One month will be allocated to complete the disposition. You will advise Professional Standards Bureau when these hours have been accomplished.
Section 68(1)(f) of the Act authorizes a Hearing Officer to “direct that the police officer forfeit not more than 20 days or 160 hours off, as the case may be.” The section does not speak to the question of how such a penalty is to be satisfied.
This is in contrast with section 68(1)(e). It authorizes a Hearing Officer to “direct that the police officer forfeit not more than three days or 24 hours pay, as the case may be.” Section 68(4) goes on to state: “If a penalty is imposed under clause 1(e) … the … police officer … may elect to satisfy the penalty by working without pay or by applying the penalty to his or her vacation, overtime or sick leave credits or entitlements.”
Accordingly, the Act gives a police officer who receives a penalty of loss of twelve hours “pay” the right to choose how he or she wishes that penalty to be satisfied, but not a police officer who loses twelve hours “time off”. The latter is the situation here.
This would suggest to us that a Hearing Officer can direct that a forfeiture of time off be satisfied by working what would otherwise be time off. On this point we note that section
28(b) of the Interpretation Act R.S.O. 1990, c. 11 as amended states:
28 In every Act, unless the contrary intention appears …
(b) where power is given to a person, officer or functionary to do or to enforce the doing of an act or thing, all such powers shall be understood to be also given as a necessary to enable the person, officer or functionary to do or enforce the doing of the act or thing;
We see no reason why this would not authorize a Hearing Officer to impose reasonable directions to ensure the proper enforcement of a penalty of forfeiture of time off.

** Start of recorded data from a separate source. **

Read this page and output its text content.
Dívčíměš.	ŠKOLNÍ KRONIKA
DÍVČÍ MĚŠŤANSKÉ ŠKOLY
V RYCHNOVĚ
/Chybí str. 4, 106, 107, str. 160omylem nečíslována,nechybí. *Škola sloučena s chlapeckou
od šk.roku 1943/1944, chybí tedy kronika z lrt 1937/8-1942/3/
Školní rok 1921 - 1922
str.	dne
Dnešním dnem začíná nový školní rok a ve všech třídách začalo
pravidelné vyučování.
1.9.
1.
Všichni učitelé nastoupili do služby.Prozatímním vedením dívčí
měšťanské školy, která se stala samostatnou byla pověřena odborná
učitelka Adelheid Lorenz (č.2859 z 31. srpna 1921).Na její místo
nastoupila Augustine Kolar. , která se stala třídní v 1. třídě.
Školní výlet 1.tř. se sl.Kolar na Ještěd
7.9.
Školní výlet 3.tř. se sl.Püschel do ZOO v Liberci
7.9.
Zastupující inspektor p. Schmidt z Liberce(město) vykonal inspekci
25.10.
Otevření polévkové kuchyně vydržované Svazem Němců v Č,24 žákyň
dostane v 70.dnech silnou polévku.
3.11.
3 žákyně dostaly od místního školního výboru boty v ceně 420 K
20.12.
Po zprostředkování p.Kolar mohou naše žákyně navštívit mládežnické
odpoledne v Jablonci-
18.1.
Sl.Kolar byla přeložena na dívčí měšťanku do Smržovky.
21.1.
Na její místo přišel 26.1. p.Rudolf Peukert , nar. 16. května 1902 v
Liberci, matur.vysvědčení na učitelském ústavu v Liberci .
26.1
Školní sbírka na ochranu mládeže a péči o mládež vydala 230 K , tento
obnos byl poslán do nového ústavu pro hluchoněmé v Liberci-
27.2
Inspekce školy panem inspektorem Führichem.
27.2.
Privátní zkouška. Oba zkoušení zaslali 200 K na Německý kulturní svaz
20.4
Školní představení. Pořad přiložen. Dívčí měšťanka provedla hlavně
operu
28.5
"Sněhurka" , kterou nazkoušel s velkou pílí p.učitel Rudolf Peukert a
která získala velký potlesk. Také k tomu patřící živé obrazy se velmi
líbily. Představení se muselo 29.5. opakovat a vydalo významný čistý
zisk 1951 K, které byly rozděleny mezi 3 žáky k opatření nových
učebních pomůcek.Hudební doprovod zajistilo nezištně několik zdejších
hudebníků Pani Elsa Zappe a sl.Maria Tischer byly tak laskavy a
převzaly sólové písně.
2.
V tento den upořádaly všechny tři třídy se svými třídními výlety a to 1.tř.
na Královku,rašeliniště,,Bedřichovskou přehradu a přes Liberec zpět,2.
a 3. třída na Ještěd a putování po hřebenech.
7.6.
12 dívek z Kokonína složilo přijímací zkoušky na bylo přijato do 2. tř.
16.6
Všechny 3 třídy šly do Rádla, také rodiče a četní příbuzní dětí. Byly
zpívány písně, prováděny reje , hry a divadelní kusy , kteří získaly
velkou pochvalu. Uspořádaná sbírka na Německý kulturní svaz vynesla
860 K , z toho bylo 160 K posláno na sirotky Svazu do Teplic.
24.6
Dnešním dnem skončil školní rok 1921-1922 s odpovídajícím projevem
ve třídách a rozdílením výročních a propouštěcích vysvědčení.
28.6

However, this authority must be balanced with practical considerations. A Hearing Officer would normally not have any direct knowledge of an officer’s schedule, commitments or the operational requirements of the particular unit where that officer is employed. Accordingly, to our mind the question of the timing of the satisfaction of the penalty is a matter best left to the officer’s unit commander.
Further, we see no reason to require that the satisfaction of a particular penalty be personally reported by the officer in question to a unit (i.e. Professional Standards) where he or she is not employed.
Accordingly, we vary the penalty imposed by the Hearing Officer by deleting the requirement that: “One month will be allocated to complete the disposition. You will advise Professional Standards Bureau when these hours have been completed.”
DATED AT TORONTO THIS 16TH DAY OF NOVEMBER 2005.